ABD ve Rusya, taraflar arasında 1991 yılında imzalanan START antlaşmasının, yılsonunda süresinin dolacak olması nedeniyle nükleer silahların sayıca azaltılmasını hedefleyen yeni bir antlaşmayı görüşmek üzere bugün itibariyle 18 Mayıs’ta bir araya gelecekler. Bundan çok kısa bir süre önce Nazi Almanya’sının mağlubiyeti nedeniyle Rusya’da yapılan “ zafer” kutlamalarında Rusya Devlet Başkanı Medyedev’in ülkesindeki nükleer silahların modernize edileceği ve ülkesine yönelebilecek herhangi bir tehdide aynı kararlılıkla karşılık verileceği şeklindeki söylemlerinden sonra böyle bir antlaşmayı kabullenecek olması Rusya’nın Amerikan politikalarının etkisinde kalıp kalmadığının sorgulanmasına neden olmakta. Bu çelişkili durumu “ Rusya ve Dünya Siyaseti” adlı derginin başyazarı Fyodor Lukyanov şu şekilde açıklamakta : “ Gözdağı vermek için şu anda olduğu gibi fazla sayıda füze ve nükleer başlığa gerek yok. Yani bu sayıyı kolayca yarıya indirmek mümkün…Ancak nükleer silahlar tamamen ortadan kalkmayacaktır.Çünkü bunlar, Rusya’nın en büyük güvenlik garantisidir.”

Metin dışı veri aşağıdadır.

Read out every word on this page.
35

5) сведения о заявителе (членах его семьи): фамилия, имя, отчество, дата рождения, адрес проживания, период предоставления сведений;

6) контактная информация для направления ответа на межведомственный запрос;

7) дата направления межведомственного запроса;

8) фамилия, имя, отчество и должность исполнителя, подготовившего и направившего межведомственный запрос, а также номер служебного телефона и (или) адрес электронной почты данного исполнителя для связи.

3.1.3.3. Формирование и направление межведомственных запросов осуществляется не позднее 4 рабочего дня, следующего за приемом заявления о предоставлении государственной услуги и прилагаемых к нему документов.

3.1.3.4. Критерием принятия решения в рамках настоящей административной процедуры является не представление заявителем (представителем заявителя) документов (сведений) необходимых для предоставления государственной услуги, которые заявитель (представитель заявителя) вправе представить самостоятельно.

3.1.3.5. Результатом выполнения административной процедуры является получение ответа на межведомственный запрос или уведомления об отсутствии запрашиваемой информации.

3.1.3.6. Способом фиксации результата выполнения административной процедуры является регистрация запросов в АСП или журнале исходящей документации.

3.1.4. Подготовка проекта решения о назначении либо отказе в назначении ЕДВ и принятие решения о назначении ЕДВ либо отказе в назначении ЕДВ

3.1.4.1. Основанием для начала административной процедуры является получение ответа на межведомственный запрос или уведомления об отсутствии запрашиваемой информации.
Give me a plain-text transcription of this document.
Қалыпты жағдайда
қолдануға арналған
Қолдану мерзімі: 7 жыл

Bilindiği üzere, soğuk savaş döneminde ABD ve Rusya, sahip oldukları askeri gücü korumak için önce, ellerindeki nükleer silahların sayısını arttırmayı denemişler bunun sakıncalarını anlamalarından hemen sonra ise 2002 tarihinde Bush ve Putin arasındaki görüşmelerde sayıyı 2200’e çekmişlerdi. Bugün gelinen noktada, Rusya’nın elinde bulunan silahların antlaşma metninde belirtilen sayıdan az olması ve teknolojik açıdan ABD’nin gerisinde kalması, yapılacak yeni antlaşmadan Rusya’nın karlı çıkıp çıkmayacağı sorusunu getirmekte akıllara. Ya da eğer ABD bu anlaşmayı imzalamayı kabul etmezse o zaman zaten sıkıntılı bir süreç yaşamakta olan bölgede ne gibi gelişmeler olabilir? Çünkü bu antlaşma metninin taraflara yüklediği denetimin dışında, süreci kontrol edebilecek her hangi bir başka yaptırımı bulunmamakta Rusya’nın.